Lei Jun Bats, "The Bubble Mart for Middle-Aged People" Is About to Go Public
High-profile backing pushes a nostalgia play toward listing
It has been reported that a collectibles startup—widely dubbed "the Bubble Mart for middle‑aged people"—is preparing for an initial public offering, with backing from Lei Jun (雷军), the founder and longtime CEO of Xiaomi (小米). The description ties the newcomer to Bubble Mart (泡泡玛特), the poster child of China's blind‑box craze, but with a clear demographic twist: products aimed at middle‑aged consumers rather than young urban collectors.
A different customer, similar mechanics
Bubble Mart (泡泡玛特) made headlines by turning designer toys and blind‑box mechanics into a mass consumer phenomenon. The new firm reportedly copies that playbook but targets nostalgia and lifestyle goods that resonate with older shoppers—think retro brands, memory‑driven design and pricier, curated lines rather than impulse blind boxes. Why target middle‑aged buyers? Aging populations and rising disposable income in China mean different consumer cohorts are becoming attractive to founders and VCs alike.
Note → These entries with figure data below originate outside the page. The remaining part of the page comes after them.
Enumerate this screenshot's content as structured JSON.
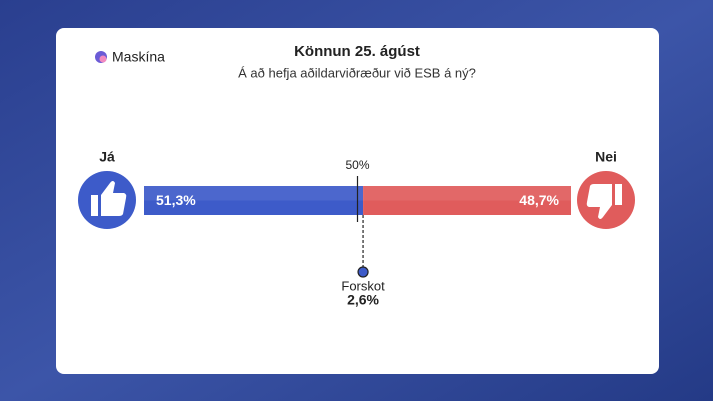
{
  "brand": "Maskína",
  "chart_data": {
    "type": "split-bar",
    "title": "Könnun 25. ágúst",
    "subtitle": "Á að hefja aðildarviðræður við ESB á ný?",
    "xlim": [
      0,
      100
    ],
    "xticks": [
      {
        "value": 50,
        "label": "50%"
      }
    ],
    "series": [
      {
        "name": "Já",
        "color": "#3d5bc9",
        "values": [
          51.3
        ],
        "value_labels": [
          "51,3%"
        ]
      },
      {
        "name": "Nei",
        "color": "#e05c5c",
        "values": [
          48.7
        ],
        "value_labels": [
          "48,7%"
        ]
      }
    ],
    "annotations": [
      {
        "text": "Forskot",
        "value": 2.6,
        "label": "2,6%"
      }
    ]
  }
}
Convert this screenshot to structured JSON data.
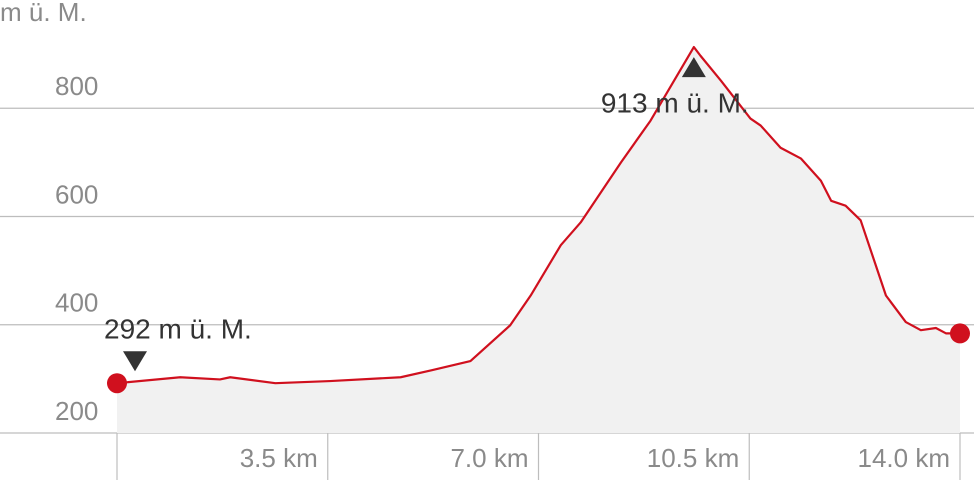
{
  "chart_data": {
    "type": "area",
    "y_label": "m ü. M.",
    "x": [
      0,
      1.05,
      1.71,
      1.88,
      2.63,
      3.54,
      4.71,
      5.23,
      5.87,
      6.53,
      6.87,
      7.37,
      7.7,
      8.37,
      8.86,
      9.58,
      9.69,
      10.03,
      10.52,
      10.69,
      11.02,
      11.36,
      11.69,
      11.86,
      12.1,
      12.35,
      12.77,
      13.1,
      13.35,
      13.6,
      13.77,
      14.0
    ],
    "series": [
      {
        "color": "#d0101e",
        "fill": "#f1f1f1",
        "values": [
          292,
          303,
          299,
          303,
          292,
          296,
          303,
          316,
          333,
          399,
          454,
          547,
          589,
          700,
          777,
          913,
          897,
          851,
          781,
          768,
          727,
          707,
          666,
          629,
          620,
          593,
          454,
          405,
          390,
          394,
          384,
          384
        ]
      }
    ],
    "xlim": [
      0,
      14.0
    ],
    "ylim": [
      200,
      1000
    ],
    "xticks": [
      {
        "value": 3.5,
        "label": "3.5 km"
      },
      {
        "value": 7.0,
        "label": "7.0 km"
      },
      {
        "value": 10.5,
        "label": "10.5 km"
      },
      {
        "value": 14.0,
        "label": "14.0 km"
      }
    ],
    "yticks": [
      200,
      400,
      600,
      800
    ],
    "grid": true,
    "annotations": [
      {
        "text": "292 m ü. M.",
        "x": 0,
        "y": 292,
        "marker": "down"
      },
      {
        "text": "913 m ü. M.",
        "x": 9.58,
        "y": 913,
        "marker": "up"
      }
    ]
  }
}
Timing, politics and risks
The move to go public comes amid a cautious capital market in China, where regulators have tightened oversight of tech listings and where geopolitical tensions have reshaped cross‑border fundraising and M&A for Chinese firms. It has been reported that investors view celebrity‑backed consumer plays as lower regulatory risk than data‑heavy tech businesses, but market appetite can shift quickly. Will nostalgia sustain repeat purchases? Can a scaled business model coexist with niche, high‑touch product lines? Those are open questions investors will test when the company files and prices its shares.
What to watch next
Expect scrutiny on the company's unit economics, distribution strategy and whether it can convert an older demographic into a habitual buyer cohort the way Bubble Mart (泡泡玛特) did with younger consumers. Reportedly, the IPO will be read as a barometer of investor confidence in consumer‑brand stories in China today—less about chips and sanctions, more about taste, timing and trust.